Beyond the potential for complications with endovascular therapies, such as such as perforation and false aneurysm, Böckler said that if endovascular stenting fails and surgery is needed, evidence in the literature indicates that risks for complications, bypass failure, amputation, and mortality all increase.

“Surgery these days, so far, is still the first choice for this kind of PAD,” he concluded.

Endovascular Therapy: No Support for the ‘Gold Standard’

In response, Zeller drew on recent studies of endarterectomy showing that while technical success and patency at 1 to 3 years is generally high, as many as 3.4% of patients die within 30 days, multiple major complications can occur after 30 days, and minor complications are seen in up to 20% of patients.

Data from the multicenter, single-arm VMI-CFA trial of the Supera (Abbott) peripheral stent—which Zeller said he does not necessarily think “is the way to go”—nonetheless show patency rates of 95% at 1 year, in the range of what’s seen in published surgical trials. Another recent study of atherectomy versus POBA shows primary patency of 87.1% at 4 years compared with 66.7% for the plain balloon (P = 0.04). Zeller also showed retrospective data from his own institution of 260 patients treated with atherectomy or surgery. At an average of 30 months, the rate of clinically driven TLR was 8.1% in the endovascular group and 6.9% in the surgery group. However, in patients with low rates of calcification, TLR-free survival at more than 4 years was 94%, with corresponding rates of 87.9% and 80.6% for moderate and mild calcification, respectively.

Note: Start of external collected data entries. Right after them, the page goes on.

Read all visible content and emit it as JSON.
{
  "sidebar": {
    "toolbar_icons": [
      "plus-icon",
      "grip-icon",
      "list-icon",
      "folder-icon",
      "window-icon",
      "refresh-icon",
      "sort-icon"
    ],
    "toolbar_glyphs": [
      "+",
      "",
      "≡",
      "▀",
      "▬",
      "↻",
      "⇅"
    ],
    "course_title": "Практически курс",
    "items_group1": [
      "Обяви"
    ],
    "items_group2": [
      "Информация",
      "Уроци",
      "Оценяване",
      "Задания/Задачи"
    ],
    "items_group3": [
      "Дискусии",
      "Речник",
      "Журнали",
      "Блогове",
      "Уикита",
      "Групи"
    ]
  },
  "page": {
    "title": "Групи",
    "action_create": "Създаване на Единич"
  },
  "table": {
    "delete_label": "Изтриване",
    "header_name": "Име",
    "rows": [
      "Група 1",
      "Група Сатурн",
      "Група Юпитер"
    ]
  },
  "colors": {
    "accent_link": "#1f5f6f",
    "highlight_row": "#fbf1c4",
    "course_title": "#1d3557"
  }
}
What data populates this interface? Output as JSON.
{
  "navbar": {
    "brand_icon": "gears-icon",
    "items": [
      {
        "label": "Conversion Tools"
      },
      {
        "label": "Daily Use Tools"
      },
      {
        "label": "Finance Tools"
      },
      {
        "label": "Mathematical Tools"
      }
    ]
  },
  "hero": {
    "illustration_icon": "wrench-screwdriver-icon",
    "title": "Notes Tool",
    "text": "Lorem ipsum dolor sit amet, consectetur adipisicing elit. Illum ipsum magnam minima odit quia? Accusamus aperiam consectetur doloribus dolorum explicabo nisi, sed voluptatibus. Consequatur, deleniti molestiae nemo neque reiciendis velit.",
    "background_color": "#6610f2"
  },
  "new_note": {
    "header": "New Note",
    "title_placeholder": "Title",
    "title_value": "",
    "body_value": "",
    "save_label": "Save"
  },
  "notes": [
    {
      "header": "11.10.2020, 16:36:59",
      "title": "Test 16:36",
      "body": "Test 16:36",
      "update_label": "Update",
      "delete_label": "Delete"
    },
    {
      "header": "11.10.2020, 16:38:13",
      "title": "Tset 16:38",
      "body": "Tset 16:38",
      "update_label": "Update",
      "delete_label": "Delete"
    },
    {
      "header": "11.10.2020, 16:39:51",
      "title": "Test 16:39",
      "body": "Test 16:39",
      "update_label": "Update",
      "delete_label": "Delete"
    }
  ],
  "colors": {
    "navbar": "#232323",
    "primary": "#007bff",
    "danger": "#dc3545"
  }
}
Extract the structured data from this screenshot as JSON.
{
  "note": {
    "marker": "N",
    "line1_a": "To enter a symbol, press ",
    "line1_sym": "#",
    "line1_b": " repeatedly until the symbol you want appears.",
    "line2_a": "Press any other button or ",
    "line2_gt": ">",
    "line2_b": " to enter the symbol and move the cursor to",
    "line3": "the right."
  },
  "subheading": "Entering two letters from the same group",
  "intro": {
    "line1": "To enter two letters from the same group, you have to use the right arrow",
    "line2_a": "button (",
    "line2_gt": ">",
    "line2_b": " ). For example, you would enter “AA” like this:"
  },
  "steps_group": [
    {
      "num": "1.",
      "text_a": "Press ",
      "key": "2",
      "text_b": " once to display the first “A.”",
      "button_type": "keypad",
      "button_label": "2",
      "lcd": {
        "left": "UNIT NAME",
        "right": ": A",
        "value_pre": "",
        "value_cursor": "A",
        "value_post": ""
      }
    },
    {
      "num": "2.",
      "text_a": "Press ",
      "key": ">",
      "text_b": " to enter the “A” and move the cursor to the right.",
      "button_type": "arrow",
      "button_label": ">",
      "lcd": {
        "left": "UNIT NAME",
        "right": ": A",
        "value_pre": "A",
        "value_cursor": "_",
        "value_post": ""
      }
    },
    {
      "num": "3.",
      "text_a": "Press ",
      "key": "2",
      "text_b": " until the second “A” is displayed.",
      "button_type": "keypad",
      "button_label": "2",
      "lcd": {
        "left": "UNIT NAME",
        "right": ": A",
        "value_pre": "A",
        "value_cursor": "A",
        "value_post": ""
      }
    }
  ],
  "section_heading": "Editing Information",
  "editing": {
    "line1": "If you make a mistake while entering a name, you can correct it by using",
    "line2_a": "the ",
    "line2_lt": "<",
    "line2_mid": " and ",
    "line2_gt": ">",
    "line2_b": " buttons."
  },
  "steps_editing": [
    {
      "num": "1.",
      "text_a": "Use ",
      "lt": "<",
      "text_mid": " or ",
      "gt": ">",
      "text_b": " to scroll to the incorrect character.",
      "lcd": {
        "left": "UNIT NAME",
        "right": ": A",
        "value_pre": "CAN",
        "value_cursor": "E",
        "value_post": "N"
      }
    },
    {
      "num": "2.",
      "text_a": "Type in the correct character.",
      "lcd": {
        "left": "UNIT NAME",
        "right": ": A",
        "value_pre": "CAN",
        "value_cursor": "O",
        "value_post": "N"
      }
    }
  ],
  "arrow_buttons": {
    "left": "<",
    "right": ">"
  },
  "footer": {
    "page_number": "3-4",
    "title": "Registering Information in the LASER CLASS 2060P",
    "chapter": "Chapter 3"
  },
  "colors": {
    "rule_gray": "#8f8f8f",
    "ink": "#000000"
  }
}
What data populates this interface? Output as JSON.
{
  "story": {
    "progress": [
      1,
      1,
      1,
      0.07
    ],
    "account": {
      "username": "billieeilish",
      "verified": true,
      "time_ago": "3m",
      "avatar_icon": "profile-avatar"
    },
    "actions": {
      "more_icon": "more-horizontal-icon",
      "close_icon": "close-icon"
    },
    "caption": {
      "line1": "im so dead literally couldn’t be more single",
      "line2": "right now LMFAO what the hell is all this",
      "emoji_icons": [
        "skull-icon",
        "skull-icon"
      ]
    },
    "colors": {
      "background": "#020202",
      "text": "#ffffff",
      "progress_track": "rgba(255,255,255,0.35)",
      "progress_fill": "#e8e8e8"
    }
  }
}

“This is at least in the range of open surgery,” Zeller noted.

As for the TECCO trial, he maintained that it is an important supportive argument for endovascular therapy because “at least at 2 years, a stent is as good as open surgery and this has never been shown before.”

TECCO also showed that delayed wound healing complications occurred in 16.4% of those who underwent surgery compared with none of the stented patients. Surgical patients also were more likely to have hematomas, lymphorrhea, and paresthesia, Zeller noted. Looking at primary patency at 24 months in TECCO, the data suggest it is closer to 80% in the surgical group, significantly lower than the 95% commonly cited in favor of surgery in retrospective studies.

[The surgical] reality looks different if you perform prospective analyses. Thomas Zeller

“Reality looks different if you perform prospective analyses,” Zeller said. While surgery is still considered the gold standard, he maintained that it lacks the needed prospective studies to underline that claim.

Zeller also took issue with Böckler’s suggestion that endovascular therapies impede future access of the groin for additional procedures, saying that the available data suggest this is not the case and that results from the ongoing PESTO-CFA trial, which he is heading, will clarify this and other misconceptions about endovascular therapy versus surgery.

At the conclusion of the debate, van den Berg again asked for a show of hands in support of surgery. While he observed a few more hands up than before the debate, endovascular still held the lead. Zeller quipped: “I knew that I would win.”

Sources
  • Böckler D. First choice treatment of PAOD in the common femoral artery: Pro surgery. Presented at: LINC 2020. January 30, 2020. Leipzig, Germany.

  • Zeller T. First choice treatment of PAOD in the common femoral artery: Pro intervention. Presented at: LINC 2020. January 30, 2020. Leipzig, Germany.

Disclosures
  • Böckler reports no relevant conflicts of interest.
  • Zeller reports honoraria and consulting from multiple pharmaceutical and device companies.